Since differences among arbitrary pairs of the numerical models available might lead to widely different
aliasing errors and thus conclusions regarding limiting error contributors of a candidate mission, we present here
for the first time a version of a realistically perturbed de-aliasing model that is consistent with the updated ESA
Earth System Model for gravity mission simulation studies (Dobslaw et al., 2015). The error model is available
over the whole 12-year period of the ESA ESM and consists of two parts: (i) a component containing signals from
physical processes that are intentionally omitted from de-aliasing models, as for a example, variations in global
eustatic sea-level; and (ii) a series of true errors that consist of in total five different components with realistically
re-scaled variability at both small and large spatial scales for different frequency bands ranging from sub-daily to
sub-monthly periods.
Based on a multi-model ensemble of atmosphere and ocean mass variability available to us for the year
2006, we will demonstrate that our re-scaled true errors have plausible magnitudes and correlation characteristics
in all frequency bands considered.

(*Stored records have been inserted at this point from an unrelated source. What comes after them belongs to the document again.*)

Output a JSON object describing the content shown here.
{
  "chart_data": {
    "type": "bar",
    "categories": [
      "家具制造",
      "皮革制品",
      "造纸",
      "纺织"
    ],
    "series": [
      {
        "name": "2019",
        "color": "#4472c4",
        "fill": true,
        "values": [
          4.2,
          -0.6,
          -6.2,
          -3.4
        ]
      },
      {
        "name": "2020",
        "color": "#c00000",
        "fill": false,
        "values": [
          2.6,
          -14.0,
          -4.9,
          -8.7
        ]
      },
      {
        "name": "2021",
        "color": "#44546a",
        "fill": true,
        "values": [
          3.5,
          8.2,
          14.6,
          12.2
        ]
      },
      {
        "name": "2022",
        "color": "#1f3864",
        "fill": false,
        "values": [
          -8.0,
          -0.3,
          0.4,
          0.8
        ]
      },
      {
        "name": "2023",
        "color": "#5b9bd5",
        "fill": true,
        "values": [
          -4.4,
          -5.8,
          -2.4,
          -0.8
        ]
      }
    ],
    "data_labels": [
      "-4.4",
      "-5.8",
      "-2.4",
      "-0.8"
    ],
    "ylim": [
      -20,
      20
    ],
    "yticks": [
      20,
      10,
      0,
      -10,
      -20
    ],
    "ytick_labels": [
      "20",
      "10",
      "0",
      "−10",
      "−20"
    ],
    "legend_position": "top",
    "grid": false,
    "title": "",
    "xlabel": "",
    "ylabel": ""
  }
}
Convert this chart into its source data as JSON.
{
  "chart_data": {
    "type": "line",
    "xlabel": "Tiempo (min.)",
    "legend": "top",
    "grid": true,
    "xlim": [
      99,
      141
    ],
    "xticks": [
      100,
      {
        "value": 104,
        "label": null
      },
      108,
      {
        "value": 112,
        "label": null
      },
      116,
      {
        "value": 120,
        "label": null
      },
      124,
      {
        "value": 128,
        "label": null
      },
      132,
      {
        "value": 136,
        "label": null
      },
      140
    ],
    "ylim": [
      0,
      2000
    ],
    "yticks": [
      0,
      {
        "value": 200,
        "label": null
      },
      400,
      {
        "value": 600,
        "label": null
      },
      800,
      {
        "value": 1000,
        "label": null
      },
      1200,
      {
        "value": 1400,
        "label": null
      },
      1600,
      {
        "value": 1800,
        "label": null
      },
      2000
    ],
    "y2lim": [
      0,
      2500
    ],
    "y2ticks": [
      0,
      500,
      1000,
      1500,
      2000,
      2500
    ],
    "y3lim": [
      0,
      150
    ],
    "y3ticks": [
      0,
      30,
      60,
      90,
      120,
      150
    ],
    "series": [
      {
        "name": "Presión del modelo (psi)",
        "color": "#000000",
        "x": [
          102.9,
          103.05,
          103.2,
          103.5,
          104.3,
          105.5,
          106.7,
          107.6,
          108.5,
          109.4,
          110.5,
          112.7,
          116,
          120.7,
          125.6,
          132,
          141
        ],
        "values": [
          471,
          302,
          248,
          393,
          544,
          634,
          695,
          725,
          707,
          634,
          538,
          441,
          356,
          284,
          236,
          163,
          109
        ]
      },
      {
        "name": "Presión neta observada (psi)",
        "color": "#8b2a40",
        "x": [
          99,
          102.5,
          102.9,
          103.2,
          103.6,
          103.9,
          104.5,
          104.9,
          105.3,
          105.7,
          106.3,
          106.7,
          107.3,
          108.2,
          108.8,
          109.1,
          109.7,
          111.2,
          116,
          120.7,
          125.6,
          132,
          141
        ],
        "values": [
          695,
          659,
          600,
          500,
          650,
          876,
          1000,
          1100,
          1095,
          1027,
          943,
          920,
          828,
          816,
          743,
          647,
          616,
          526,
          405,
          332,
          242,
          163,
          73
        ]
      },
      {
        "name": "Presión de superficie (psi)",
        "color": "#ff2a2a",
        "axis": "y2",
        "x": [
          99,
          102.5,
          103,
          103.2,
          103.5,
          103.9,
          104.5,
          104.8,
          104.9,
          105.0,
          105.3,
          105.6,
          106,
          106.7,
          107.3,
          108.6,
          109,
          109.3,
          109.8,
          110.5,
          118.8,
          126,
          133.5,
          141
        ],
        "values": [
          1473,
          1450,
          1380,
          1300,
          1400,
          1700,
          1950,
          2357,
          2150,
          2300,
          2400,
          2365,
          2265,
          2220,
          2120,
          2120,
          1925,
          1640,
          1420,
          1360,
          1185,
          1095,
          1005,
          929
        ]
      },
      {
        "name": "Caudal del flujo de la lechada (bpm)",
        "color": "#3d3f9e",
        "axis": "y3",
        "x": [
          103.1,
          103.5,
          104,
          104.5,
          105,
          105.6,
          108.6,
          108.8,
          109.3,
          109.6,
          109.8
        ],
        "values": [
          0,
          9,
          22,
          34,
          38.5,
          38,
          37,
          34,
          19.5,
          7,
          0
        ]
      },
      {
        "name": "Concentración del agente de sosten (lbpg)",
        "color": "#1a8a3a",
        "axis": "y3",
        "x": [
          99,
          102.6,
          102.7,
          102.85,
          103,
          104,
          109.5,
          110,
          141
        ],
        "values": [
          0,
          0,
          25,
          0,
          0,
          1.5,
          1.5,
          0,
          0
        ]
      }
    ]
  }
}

The realism of the selected scaling coefficients for periods between 1 and
30 days is tested further by means of a variance component estimation based on the constrained daily GRACE
solution series ITSG-GRACE2014. Initial full-scale simulation experiments are used to re-assess the relative
importance of non-tidal de-aliasing errors for the GRACE-FO mission, which might be subsequently expanded to
further mission candidates currently under consideration for a potential Next Generation Gravity Mission.
Dobslaw, H. Bergmann-Wolf, I., Dill, R., Forootan, E., Klemann, V., Kusche, J., Sasgen, I. (2015), The
updated ESA Earth System Model for future gravity mission simulation studies, J. Geodesy, doi:10.1007/s00190-
014-0787-8.